Dans le cas de la fermeture décidée par le décret du 11 mai 2020, le ministère de l'intérieur, chargé des cultes, s'appuie sur deux séries d'éléments. D'une part, il rappelle que le risque de contamination est surtout élevé dans le cas de réunions se déroulant dans des espaces clos. D'autre part, il invoque le rassemblement évangéliste qui s'est déroulé dans la troisième semaine de février, près de Mulhouse, et qui est à l'origine de la diffusion massive du virus, en particulier, mais pas seulement, dans l'est de la France.
Le juge des référés écarte ces arguments. Il rappelle que ce rassemblement a eu lieu à une date à laquelle aucune règle de sécurité particulière n'avait été imposée. Surtout, il observe que d'autres rassemblements dans des espaces clos sont soumis des règles moins contraignantes, notamment dans les transports publics, les centres commerciaux, les établissements d'enseignement, les bibliothèques, qui peuvent accueillir du public, à la condition de respecter les règles applicables et notamment de prévoir un espace sans contact de 4m2 par personne. Le juge en déduit donc que l'interdiction générale et absolue qui pèse sur les lieux de culte est disproportionnée au regard de l'intérêt poursuivi.
Certes, tout cela peut sembler convaincant, si ce n'est que le juge qualifie l'article 10 du décret d'interdiction "générale et absolue" un peu rapidement. Il porte au contraire en lui une dérogation, dès lors que les cérémonies funéraires, elles, peuvent être organisées, avec une assistance de vingt personnes. Il aurait donc pu aussi bien considérer que ces dispositions n'emportaient aucune interdiction générale et absolue.
Le juge des référés donne ainsi une satisfaction aux associations catholiques qui l'ont saisi. Mais, là encore, l'Exécutif va modifier le décret, et il a le choix entre deux voies de droit. D'un côté, il pourrait reprendre la même disposition en la motivant davantage, par exemple en mentionnant que les forces de police ont beaucoup de difficultés pour réaliser un contrôle dans un lieu de culte, et plus particulièrement une église catholique. Les fidèles perçoivent en effet l'édifice comme un lieu dans lequel la police ne saurait pénétrer, même si cette croyance ne repose pas sur un fondement juridique réel. De l'autre, et c'est probablement la solutions qui sera choisie, il pourrait tout simplement intégrer le régime des cultes sur celui des lieux publics ouverts aux rassemblements de moins de dix personnes.
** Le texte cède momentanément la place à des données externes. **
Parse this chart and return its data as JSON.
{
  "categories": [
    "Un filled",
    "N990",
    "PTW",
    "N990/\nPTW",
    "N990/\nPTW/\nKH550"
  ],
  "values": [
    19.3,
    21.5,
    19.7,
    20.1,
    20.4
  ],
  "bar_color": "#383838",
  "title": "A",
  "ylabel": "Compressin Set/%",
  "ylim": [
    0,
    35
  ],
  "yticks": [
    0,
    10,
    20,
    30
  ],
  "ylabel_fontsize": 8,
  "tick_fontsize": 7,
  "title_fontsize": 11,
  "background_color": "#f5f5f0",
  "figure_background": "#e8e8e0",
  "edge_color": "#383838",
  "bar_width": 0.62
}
Dans tous les cas, le Conseil d'Etat se présente comme le protecteur des libertés, sans entraver sérieusement l'action de l'Exécutif. Ce dernier va sans doute autoriser dix personnes à pénétrer dans une église et utiliser des drones "bridés" de manière à ne pas permettre d'identification des personnes, ce qui d'ailleurs n'a jamais été le but à atteindre. Rien de grave, en somme.
La lecture de ces deux ordonnances laisse plutôt penser que la juridiction administrative arrive après la bataille. Les atteintes aux libertés les plus graves sont intervenues pendant le confinement, et les interdictions générales et absolues concernaient alors, non pas la liberté d'entrer dans une église, mais celle de sortir de chez soi, d'exercer la liberté d'entreprendre ou la liberté de réunion. Mais le Conseil d'Etat cultivait alors la plus grande discrétion.